Pierre is far from being an isolated case in Britain, which is gradually easing out of stay-at-home restrictions, after an outbreak that has left more than 40,000 dead.
The Resolution Foundation, which aims to improve living standards for low- and middle-income families, estimated up to 640,000 18-24-year-olds could lose their jobs this year.
That will take the number of unemployed in that age group to over one million, the think-tank said.
Its projection is backed up by the Institute of Student Employers, which said more than a quarter of companies are cutting back on graduate recruitment.
Internships are also being reduced by almost a third, it added, after questioning 124 companies.
The pattern looks set to be repeated elsewhere, with concerns that job losses, purchasing power and confidence could hit young people, just as did in the 2008 financial crisis.
Half of the world's so-called "Millennials" -- those aged 25-34 -- and the "Generation Z" of 18-24 year olds were already feeling the effects of the global economic meltdown, according to a study by consultancy firm Kantar in May.
Other studies, including those from the Organization for Economic Cooperation and Development and the International Labor Organization, indicate the pandemic is worsening inequality.

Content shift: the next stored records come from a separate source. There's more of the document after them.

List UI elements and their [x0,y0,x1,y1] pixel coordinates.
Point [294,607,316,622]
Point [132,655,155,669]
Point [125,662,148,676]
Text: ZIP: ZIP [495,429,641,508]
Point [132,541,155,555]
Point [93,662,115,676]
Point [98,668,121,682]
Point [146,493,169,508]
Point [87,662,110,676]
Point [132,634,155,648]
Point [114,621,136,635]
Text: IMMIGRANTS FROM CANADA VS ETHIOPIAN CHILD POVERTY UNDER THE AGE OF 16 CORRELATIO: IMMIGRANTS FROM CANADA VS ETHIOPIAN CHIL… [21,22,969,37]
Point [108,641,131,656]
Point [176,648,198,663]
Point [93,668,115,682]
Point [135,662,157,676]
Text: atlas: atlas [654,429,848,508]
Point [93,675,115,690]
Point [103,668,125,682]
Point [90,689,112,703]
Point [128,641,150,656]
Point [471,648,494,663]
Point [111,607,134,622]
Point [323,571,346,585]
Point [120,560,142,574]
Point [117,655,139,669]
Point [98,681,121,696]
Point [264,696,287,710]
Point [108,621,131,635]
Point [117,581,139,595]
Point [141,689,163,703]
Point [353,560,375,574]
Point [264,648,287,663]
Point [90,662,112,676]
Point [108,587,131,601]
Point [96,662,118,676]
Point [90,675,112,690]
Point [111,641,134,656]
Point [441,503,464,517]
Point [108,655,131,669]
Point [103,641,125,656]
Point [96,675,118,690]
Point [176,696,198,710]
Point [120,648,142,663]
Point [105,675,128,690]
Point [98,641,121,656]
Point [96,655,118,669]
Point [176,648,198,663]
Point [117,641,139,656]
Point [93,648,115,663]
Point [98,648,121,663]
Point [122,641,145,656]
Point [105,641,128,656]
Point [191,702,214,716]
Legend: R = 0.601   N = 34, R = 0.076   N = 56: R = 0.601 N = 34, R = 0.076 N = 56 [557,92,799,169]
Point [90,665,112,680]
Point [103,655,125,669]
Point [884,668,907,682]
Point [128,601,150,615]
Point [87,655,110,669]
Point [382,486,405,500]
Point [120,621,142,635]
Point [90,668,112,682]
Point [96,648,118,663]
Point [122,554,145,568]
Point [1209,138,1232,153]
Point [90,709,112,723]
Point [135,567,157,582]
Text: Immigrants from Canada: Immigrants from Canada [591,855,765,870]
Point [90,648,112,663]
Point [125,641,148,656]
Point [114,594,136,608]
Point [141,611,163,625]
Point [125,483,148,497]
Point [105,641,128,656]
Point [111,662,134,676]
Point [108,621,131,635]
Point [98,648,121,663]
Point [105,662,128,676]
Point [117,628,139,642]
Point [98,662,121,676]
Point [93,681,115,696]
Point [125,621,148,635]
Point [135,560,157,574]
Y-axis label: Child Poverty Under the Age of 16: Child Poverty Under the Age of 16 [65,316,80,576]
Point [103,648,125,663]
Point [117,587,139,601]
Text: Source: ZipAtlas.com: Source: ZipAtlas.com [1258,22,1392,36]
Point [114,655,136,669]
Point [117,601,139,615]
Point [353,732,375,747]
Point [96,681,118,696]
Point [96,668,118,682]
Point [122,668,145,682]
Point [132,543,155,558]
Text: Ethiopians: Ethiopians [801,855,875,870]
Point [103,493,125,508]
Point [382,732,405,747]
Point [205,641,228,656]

Young and less qualified people are often on the frontline in the fight against the virus, the OECD noted.
The ILO said one in six under-29s had stopped working since the outbreak began and those who have kept their jobs have seen their working hours reduced by 23 percent.
The Kantar study indicated that a majority of young people expect to suffer the consequences of the crisis in the future -- more than any other generation.
Young women are particularly vulnerable.
British group the Young Women's Trust said more than a third (36 percent) worked in sectors hardest hit by lockdown measures, such as catering, retail, leisure and entertainment.
For men, the figure is 25 percent.
The sectors are also major providers of part-time jobs favored by students.
In Spain -- another European country hard-hit by the disease -- unemployment has soared for young people aged 25 and under, reaching 33 percent in the first quarter of this year.
"Almost half of the job losses that have occurred since the start of the crisis are concentrated on people aged under 35," said social security minister Jose Luis Escriva.
One of them is David, 35, who was a lifeguard at a swimming club in Madrid until he was laid off on March 13, robbing him of financial security -- and peace of mind.
"You find yourself without savings, without money. It's pretty scary," he said.
"My parents are giving me money until I get unemployment benefits, because otherwise I can't pay the bills, the food, the rent for my garage space."